Jesus knew the ‘properties’ of love — the things that Paul talks about in 1 Corinthians 13. He knew that love freed and empowered him to free and empower others. He also knew that sometimes his work of love would be abused, that those who received it would use their freedom and power against him. Yet that didn’t stop him. He kept on loving, freeing and empowering, right up to hanging on the cross when he freed a sinner from guilt and his mother from abandonment. And he kept empowering others even from the other side of death as he sent his disciples out into the world to continue the work he had begun. We have a whole book in our Bible devoted to the freeing and empowering work of that faithful, stumbling group of followers!
Returning to my current ‘slump,’ one of the things I miss deeply in this time is the chance conversations with colleagues which had become an unrecognised, and therefore largely unappreciated, lifeline for me. They have provided opportunity to share what is on my heart, to talk it over and think through the options. Zoom is ok, and in our current situation it will largely need to suffice, however there is a deliberateness about Zoom that is different to those opportune chats. I hear echoes of this from others through the conversations, messages and emails that scatter through my days.

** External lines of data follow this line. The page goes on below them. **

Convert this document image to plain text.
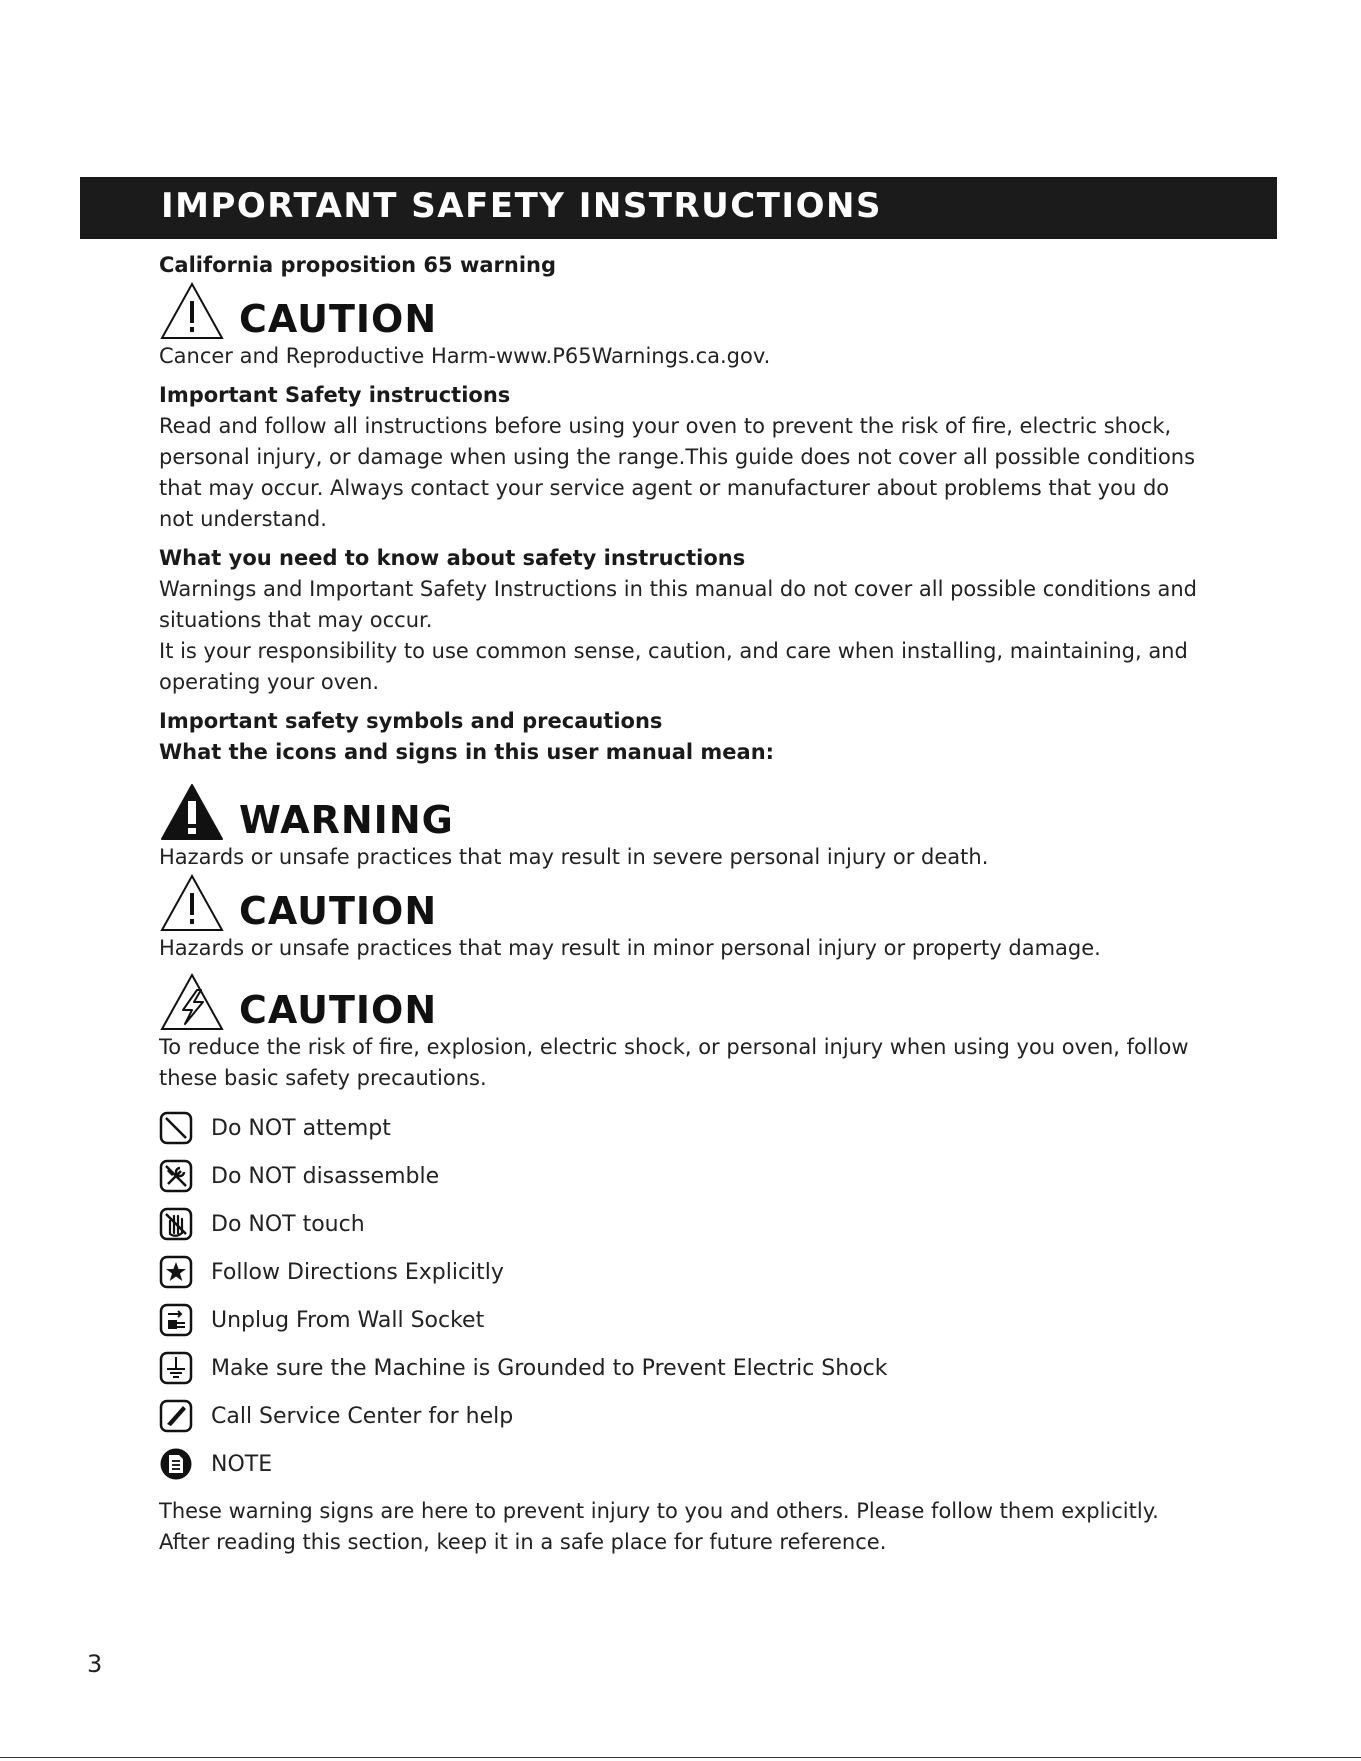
IMPORTANT SAFETY INSTRUCTIONS

California proposition 65 warning

CAUTION

Cancer and Reproductive Harm-www.P65Warnings.ca.gov.

Important Safety instructions

Read and follow all instructions before using your oven to prevent the risk of fire, electric shock, personal injury, or damage when using the range.This guide does not cover all possible conditions that may occur. Always contact your service agent or manufacturer about problems that you do not understand.

What you need to know about safety instructions

Warnings and Important Safety Instructions in this manual do not cover all possible conditions and situations that may occur.

It is your responsibility to use common sense, caution, and care when installing, maintaining, and operating your oven.

Important safety symbols and precautions

What the icons and signs in this user manual mean:

WARNING

Hazards or unsafe practices that may result in severe personal injury or death.

CAUTION

Hazards or unsafe practices that may result in minor personal injury or property damage.

CAUTION

To reduce the risk of fire, explosion, electric shock, or personal injury when using you oven, follow these basic safety precautions.

Do NOT attempt
Do NOT disassemble
Do NOT touch
Follow Directions Explicitly
Unplug From Wall Socket
Make sure the Machine is Grounded to Prevent Electric Shock
Call Service Center for help
NOTE

These warning signs are here to prevent injury to you and others. Please follow them explicitly.

After reading this section, keep it in a safe place for future reference.

3
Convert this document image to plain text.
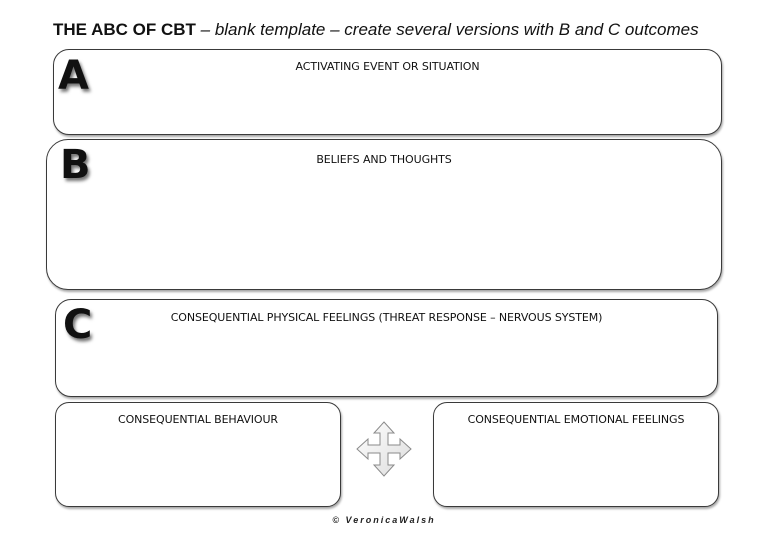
THE ABC OF CBT – blank template – create several versions with B and C outcomes
ACTIVATING EVENT OR SITUATION
A
BELIEFS AND THOUGHTS
B
CONSEQUENTIAL PHYSICAL FEELINGS (THREAT RESPONSE – NERVOUS SYSTEM)
C
CONSEQUENTIAL BEHAVIOUR	CONSEQUENTIAL EMOTIONAL FEELINGS
© VeronicaWalsh
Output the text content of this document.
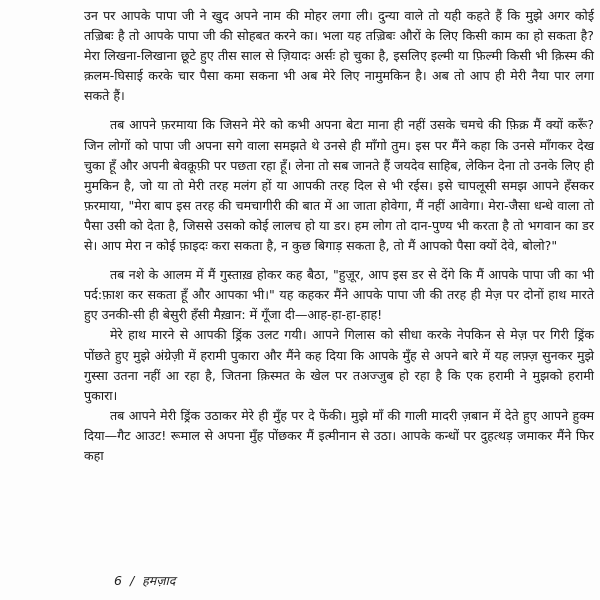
उन पर आपके पापा जी ने खुद अपने नाम की मोहर लगा ली। दुन्या वाले तो यही कहते हैं कि मुझे अगर कोई तज़्रिबः है तो आपके पापा जी की सोहबत करने का। भला यह तज़्रिबः औरों के लिए किसी काम का हो सकता है? मेरा लिखना-लिखाना छूटे हुए तीस साल से ज़ियादः अर्सः हो चुका है, इसलिए इल्मी या फ़िल्मी किसी भी क़िस्म की क़लम-घिसाई करके चार पैसा कमा सकना भी अब मेरे लिए नामुमकिन है। अब तो आप ही मेरी नैया पार लगा सकते हैं।

तब आपने फ़रमाया कि जिसने मेरे को कभी अपना बेटा माना ही नहीं उसके चमचे की फ़िक्र मैं क्यों करूँ? जिन लोगों को पापा जी अपना सगे वाला समझते थे उनसे ही माँगो तुम। इस पर मैंने कहा कि उनसे माँगकर देख चुका हूँ और अपनी बेवक़ूफ़ी पर पछता रहा हूँ। लेना तो सब जानते हैं जयदेव साहिब, लेकिन देना तो उनके लिए ही मुमकिन है, जो या तो मेरी तरह मलंग हों या आपकी तरह दिल से भी रईस। इसे चापलूसी समझ आपने हँसकर फ़रमाया, "मेरा बाप इस तरह की चमचागीरी की बात में आ जाता होवेगा, मैं नहीं आवेगा। मेरा-जैसा धन्धे वाला तो पैसा उसी को देता है, जिससे उसको कोई लालच हो या डर। हम लोग तो दान-पुण्य भी करता है तो भगवान का डर से। आप मेरा न कोई फ़ाइदः करा सकता है, न कुछ बिगाड़ सकता है, तो मैं आपको पैसा क्यों देवे, बोलो?"

तब नशे के आलम में मैं गुस्ताख़ होकर कह बैठा, "हुज़ूर, आप इस डर से देंगे कि मैं आपके पापा जी का भी पर्द:फ़ाश कर सकता हूँ और आपका भी।" यह कहकर मैंने आपके पापा जी की तरह ही मेज़ पर दोनों हाथ मारते हुए उनकी-सी ही बेसुरी हँसी मैख़ान: में गूँजा दी—आह-हा-हा-हाह!

मेरे हाथ मारने से आपकी ड्रिंक उलट गयी। आपने गिलास को सीधा करके नेपकिन से मेज़ पर गिरी ड्रिंक पोंछते हुए मुझे अंग्रेज़ी में हरामी पुकारा और मैंने कह दिया कि आपके मुँह से अपने बारे में यह लफ़्ज़ सुनकर मुझे गुस्सा उतना नहीं आ रहा है, जितना क़िस्मत के खेल पर तअज्जुब हो रहा है कि एक हरामी ने मुझको हरामी पुकारा।

तब आपने मेरी ड्रिंक उठाकर मेरे ही मुँह पर दे फेंकी। मुझे माँ की गाली मादरी ज़बान में देते हुए आपने हुक्म दिया—गैट आउट! रूमाल से अपना मुँह पोंछकर मैं इत्मीनान से उठा। आपके कन्धों पर दुहत्थड़ जमाकर मैंने फिर कहा

6 / हमज़ाद
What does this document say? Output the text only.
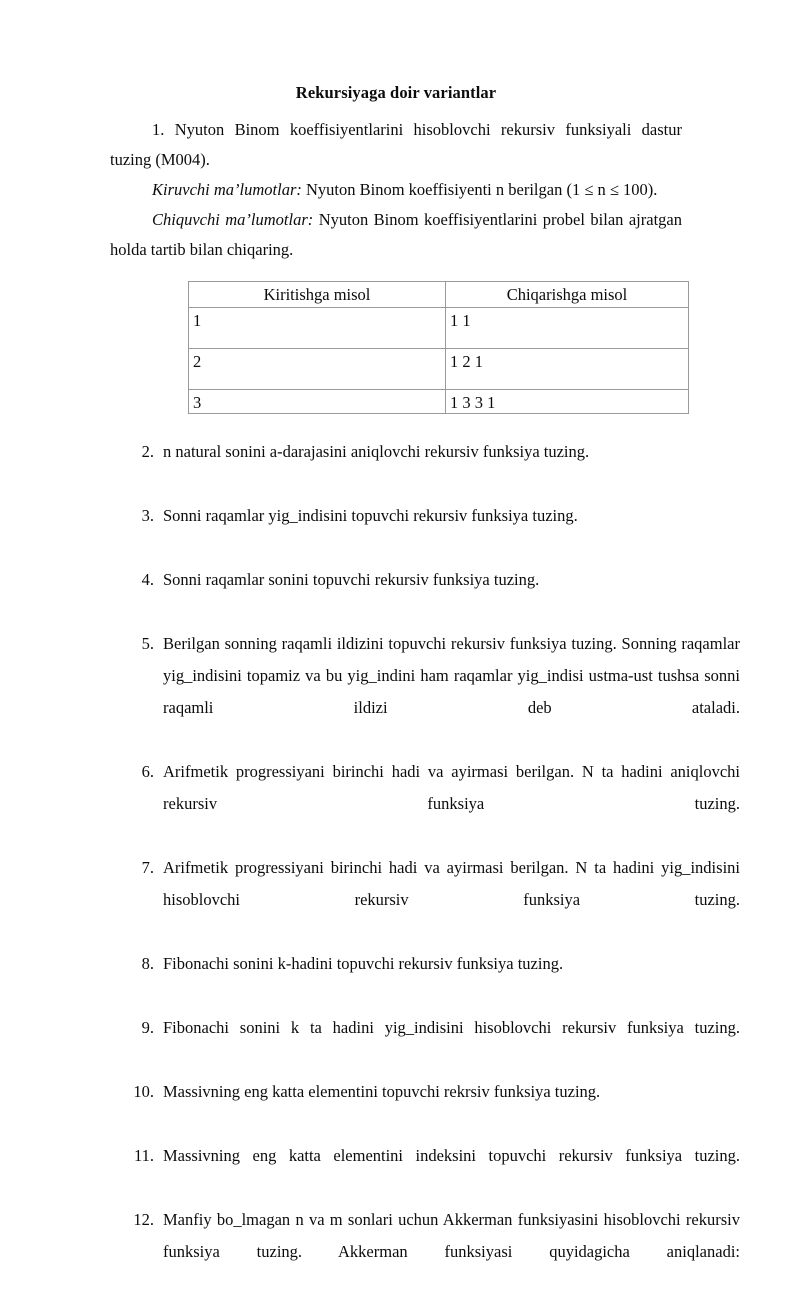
Rekursiyaga doir variantlar

1. Nyuton Binom koeffisiyentlarini hisoblovchi rekursiv funksiyali dastur tuzing (M004).

Kiruvchi ma’lumotlar: Nyuton Binom koeffisiyenti n berilgan (1 ≤ n ≤ 100).

Chiquvchi ma’lumotlar: Nyuton Binom koeffisiyentlarini probel bilan ajratgan holda tartib bilan chiqaring.

Kiritishga misol	Chiqarishga misol
1	1 1
2	1 2 1
3	1 3 3 1
2. n natural sonini a-darajasini aniqlovchi rekursiv funksiya tuzing.
3. Sonni raqamlar yig_indisini topuvchi rekursiv funksiya tuzing.
4. Sonni raqamlar sonini topuvchi rekursiv funksiya tuzing.
5. Berilgan sonning raqamli ildizini topuvchi rekursiv funksiya tuzing. Sonning raqamlar yig_indisini topamiz va bu yig_indini ham raqamlar yig_indisi ustma-ust tushsa sonni raqamli ildizi deb ataladi.
6. Arifmetik progressiyani birinchi hadi va ayirmasi berilgan. N ta hadini aniqlovchi rekursiv funksiya tuzing.
7. Arifmetik progressiyani birinchi hadi va ayirmasi berilgan. N ta hadini yig_indisini hisoblovchi rekursiv funksiya tuzing.
8. Fibonachi sonini k-hadini topuvchi rekursiv funksiya tuzing.
9. Fibonachi sonini k ta hadini yig_indisini hisoblovchi rekursiv funksiya tuzing.
10. Massivning eng katta elementini topuvchi rekrsiv funksiya tuzing.
11. Massivning eng katta elementini indeksini topuvchi rekursiv funksiya tuzing.
12. Manfiy bo_lmagan n va m sonlari uchun Akkerman funksiyasini hisoblovchi rekursiv funksiya tuzing. Akkerman funksiyasi quyidagicha aniqlanadi:
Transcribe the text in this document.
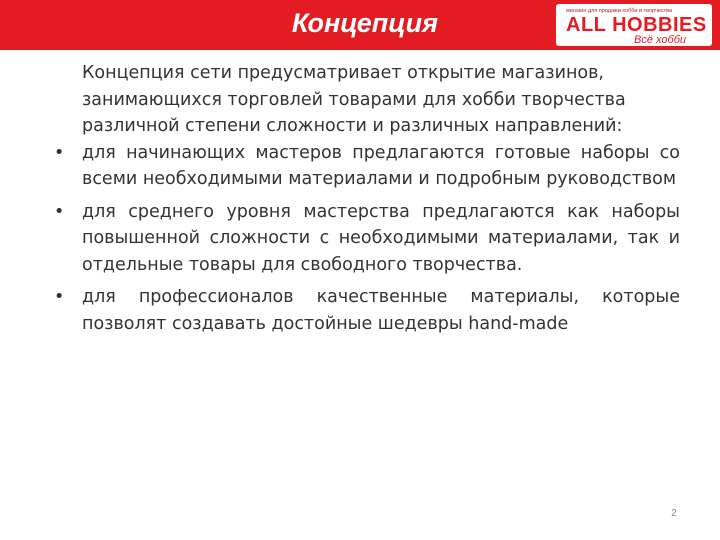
Концепция	магазин для продажи хобби и творчества
ALL HOBBIES
Всё хобби

Концепция сети предусматривает открытие магазинов, занимающихся торговлей товарами для хобби творчества различной степени сложности и различных направлений:

• для начинающих мастеров предлагаются готовые наборы со всеми необходимыми материалами и подробным руководством
• для среднего уровня мастерства предлагаются как наборы повышенной сложности с необходимыми материалами, так и отдельные товары для свободного творчества.
• для профессионалов качественные материалы, которые позволят создавать достойные шедевры hand-made
2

I don’t want to just let this go, to say all this and leave it hanging. I feel compelled by love to offer this: if there is something that is causing you to ‘slump’ at the moment, or alternatively, something that is causing you to burst with joy (or anything in-between), and you would like to talk it over with someone, please let me know. If I cannot be available, I will do everything I can to free and empower someone else to be in touch with you.
In the meantime, I pray that you will be free to live and love and serve as the precious child of God you are, and that through your living, loving and serving you find the capacity to free someone else. No matter what they might do with that freedom. And remember, do this in love as you are much loved.